Türkiye’nin 2. Avizesiz camii
Avizesiz Antalya’nın tek, Türkiye’nin 2. camisi olan Çelebi Sultan Mehmed Camii, Kepez’in kalbi konumundaki Yeni Mahalle’ye inşa edildi. Çevresinde Kepez Kent Meydanı’nın, demokrasi müzesinin, yeşil alanların, eğitim kurumlarının olduğu cami, 11 bin metrekaresi yeşil alan, 2 bin metrekaresi ibadet alanı ve 4 bin metrekaresi avlu bölümleri olmak üzere toplamda 17 bin metrekarelik alan üzerine kuruldu. İki tarihi çeşmenin yer aldığı caminin bahçesine zeytin ağaçları dikildi.
Dışı Manavgat, içi Finike taşı
Yaklaşık 5 bine yakın kişinin aynı anda namaz kılabileceği caminin dış cephesinde Manavgat taşı, iç cephesinde ise kadifemsi dokusuyla her dokunuşta insanı rahatlatan Finike limra taşı kullanıldı. Caminin mukarnas işlemeli minberi, mihrabı ve ana bölüme girişi olan taçkapısı ise Marmara mermerinden yapıldı.
Çelebi Sultan Mehmed Camii, el işçiliği ile yapılan nakkaş, hat, kündekârî, çini, taş, mermer, vitray ve çıtakâri gibi sanatsal çalışmalarıyla da adeta Türk İslam sanatları müzesi oldu.
İlk ezan ve ilk namaz arefe günü
Camideki son kontrolleri yapan Kepez Belediye Başkanı Hakan Tütüncü, “5 yıllık bir emeğin ürünü olan Çelebi Sultan Mehmed Camii’ni, Kurban Bayramı arefesinde açacak olmanın mutluluğu içerisindeyiz. Cenabı Allah’a hamt ediyorum ki, bizlere böyle kalıcı bir eser meydana getirmeyi nasip etti. 20 Ağustos pazartesi günü sabah namazında caminin minarelerinden Ezan-ı Muhammedîler yükselecek. Öğle namazıyla birlikte hacıların Arafat dağına vakfeye çıktıkları o en mübarek anda camimizin açılışını öğle namazıyla birlikte gerçekleştireceğiz” dedi.
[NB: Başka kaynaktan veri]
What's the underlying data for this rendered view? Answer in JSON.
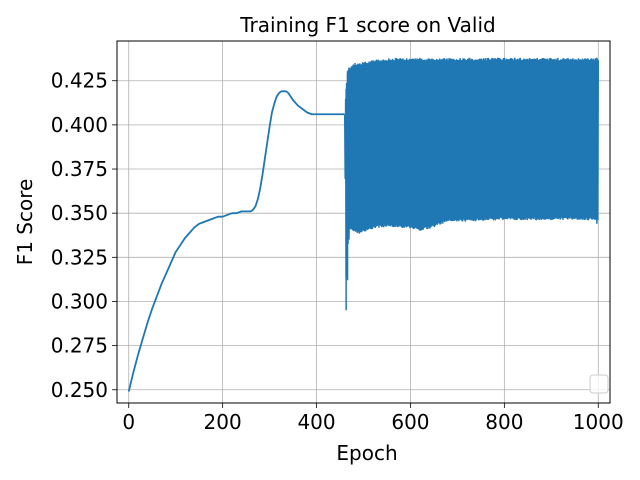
{
  "chart_data": {
    "type": "line",
    "title": "Training F1 score on Valid",
    "xlabel": "Epoch",
    "ylabel": "F1 Score",
    "xlim": [
      -25,
      1025
    ],
    "ylim": [
      0.2425,
      0.4475
    ],
    "xticks": [
      0,
      200,
      400,
      600,
      800,
      1000
    ],
    "xtick_labels": [
      "0",
      "200",
      "400",
      "600",
      "800",
      "1000"
    ],
    "yticks": [
      0.25,
      0.275,
      0.3,
      0.325,
      0.35,
      0.375,
      0.4,
      0.425
    ],
    "ytick_labels": [
      "0.250",
      "0.275",
      "0.300",
      "0.325",
      "0.350",
      "0.375",
      "0.400",
      "0.425"
    ],
    "grid": true,
    "legend": {
      "placement": "lower-right",
      "entries": []
    },
    "colors": {
      "series": "#1f77b4",
      "grid": "#b0b0b0"
    },
    "series": [
      {
        "color": "#1f77b4",
        "x": [
          0,
          10,
          20,
          30,
          40,
          50,
          60,
          70,
          80,
          90,
          100,
          110,
          120,
          130,
          140,
          150,
          160,
          170,
          180,
          190,
          200,
          210,
          220,
          230,
          240,
          250,
          260,
          265,
          270,
          275,
          280,
          285,
          290,
          295,
          300,
          305,
          310,
          315,
          320,
          325,
          330,
          335,
          340,
          345,
          350,
          360,
          370,
          380,
          390,
          400,
          410,
          420,
          430,
          440,
          450,
          455,
          458,
          460
        ],
        "y": [
          0.249,
          0.26,
          0.27,
          0.279,
          0.288,
          0.296,
          0.303,
          0.31,
          0.316,
          0.322,
          0.328,
          0.332,
          0.336,
          0.339,
          0.342,
          0.344,
          0.345,
          0.346,
          0.347,
          0.348,
          0.348,
          0.349,
          0.35,
          0.35,
          0.351,
          0.351,
          0.351,
          0.352,
          0.354,
          0.358,
          0.364,
          0.372,
          0.381,
          0.39,
          0.399,
          0.407,
          0.412,
          0.416,
          0.418,
          0.419,
          0.419,
          0.419,
          0.418,
          0.416,
          0.414,
          0.411,
          0.409,
          0.407,
          0.406,
          0.406,
          0.406,
          0.406,
          0.406,
          0.406,
          0.406,
          0.406,
          0.406,
          0.406
        ]
      }
    ],
    "oscillation": {
      "x_start": 460,
      "x_end": 1000,
      "upper_x": [
        460,
        465,
        470,
        480,
        500,
        520,
        540,
        560,
        600,
        650,
        700,
        800,
        900,
        1000
      ],
      "upper_y": [
        0.406,
        0.43,
        0.433,
        0.435,
        0.436,
        0.437,
        0.437,
        0.438,
        0.438,
        0.438,
        0.438,
        0.438,
        0.438,
        0.438
      ],
      "lower_x": [
        460,
        462,
        464,
        466,
        470,
        480,
        490,
        500,
        520,
        540,
        560,
        600,
        620,
        640,
        660,
        680,
        700,
        800,
        900,
        1000
      ],
      "lower_y": [
        0.406,
        0.33,
        0.295,
        0.33,
        0.34,
        0.339,
        0.338,
        0.339,
        0.341,
        0.342,
        0.342,
        0.341,
        0.34,
        0.341,
        0.343,
        0.345,
        0.345,
        0.346,
        0.346,
        0.346
      ],
      "spikes": [
        {
          "x": 463,
          "y": 0.295
        },
        {
          "x": 466,
          "y": 0.312
        },
        {
          "x": 469,
          "y": 0.335
        },
        {
          "x": 997,
          "y": 0.344
        }
      ]
    }
  }
}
“Türk İslam müzesi gibi cami”
Bir cami yapmanın ötesinde Türk İslam medeniyetinin değerleriyle harmanlanan özel bir eseri şehrin dikkatine sunmayı hayal ettiklerini aktaran Başkan Tütüncü, “Bu camide bizim medeniyetimizin vücuda getirdiği değerlerle oluşturulmuş bir mimari var. Camimizde, çevreye uyumlu, doğaya saygılı, insanı merkeze alan ve insanı ezmeyen bir mimari anlayış bulunuyor. Camimiz, atalarımızın Türk İslam sanatı diye üretmiş oldukları bütün sanatların aynı anda görülebileceği müze cami görüntüsünde bir eser oldu. Camiyi ziyarete ve ibadete gelenler binlerce yıllık Türk İslam tarihi içerisindeki sanatsal anlamdaki o güzellikleri izleyebilme imkânı da bulabilecekler. Çelebi Sultan Mehmed Camii, etrafındaki şadırvanlarıyla, peyzaj tasarımıyla, temalı çeşmeleriyle de Osmanlı Devleti’nin dört bir yanından çeşitli zamanlardan kesitler sunan bir eser de oldu. Caminin batı avlusunda Bosna Hersek’in Başçarşı Sebili; Doğu avlusunda ise İstanbul Laleli Camii’nin şadırvanı var.”
“Eğitim külliyesi”
Tütüncü, caminin bir eğitim yuvası olacağına da dikkat çekerek, “Camimiz, külliye tarzında inşa edildi. Hem ibadet edilecek mekanı hem de etrafında derslikler var. Medeniyetimizde cami bir buluşma yeri olmakla birlikte aynı zamanda bir eğitim yeridir. Dolayısıyla İslam tarihindeki eğitim kültür noktasında ortaya konmuş mekana dayalı güzellikleri de camimizde göstereceğiz. Külliyedeki eğitim odalarında bu dersliklerde fıkıh, siyer, hadis, ilmihal, Kuran’ı Kerim gibi, İslam güzel sanatları burada öğretilecek.”
“Hayatın merkezi olacak”
Çelebi Sultan Mehmed Camii’nin, Kepez’de hayatın merkezi olacağını işaret eden Başkan Tütüncü, “Camimizde 24 saat Kuran’ı Kerim okunacak. 24 saat Kuran’ı Kerim okunacak olması camimizi adeta manevi bir merkez haline getirecek. Diyanet, cami şehrin kalbidir diyor. Çelebi Sultan Mehmed Camii, bu sloganın altını dolduran bir ibadethane olacak. Camimizin ismi olan Çelebi Sultan Mehmed, İstanbul’un fatihi Fatih Sultan Mehmet’in dedesidir. Ankara Savaşı’ndan sonra yaşanan Fetret döneminde dağılan siyasi birliği yeniden sağlayan ve tarihe Osmanlı Devleti’nin 2. kurucusu olarak geçmiş bir isimdir. Çelebi Sultan Mehmed, Türk tarihinin en önemli kırılma noktalarından birinde görev yapmış bir Osmanlı Padişahı olması bakımından çok önemli bir isimdir. Bu camiyi, Çelebi Sultan Mehmed ismiyle isimlendirerek bir anlamda tarihe ve ecdadımıza vefamızı da yerine getirmiş olduk” diye konuştu.
“Zamana damgamızı vurduk”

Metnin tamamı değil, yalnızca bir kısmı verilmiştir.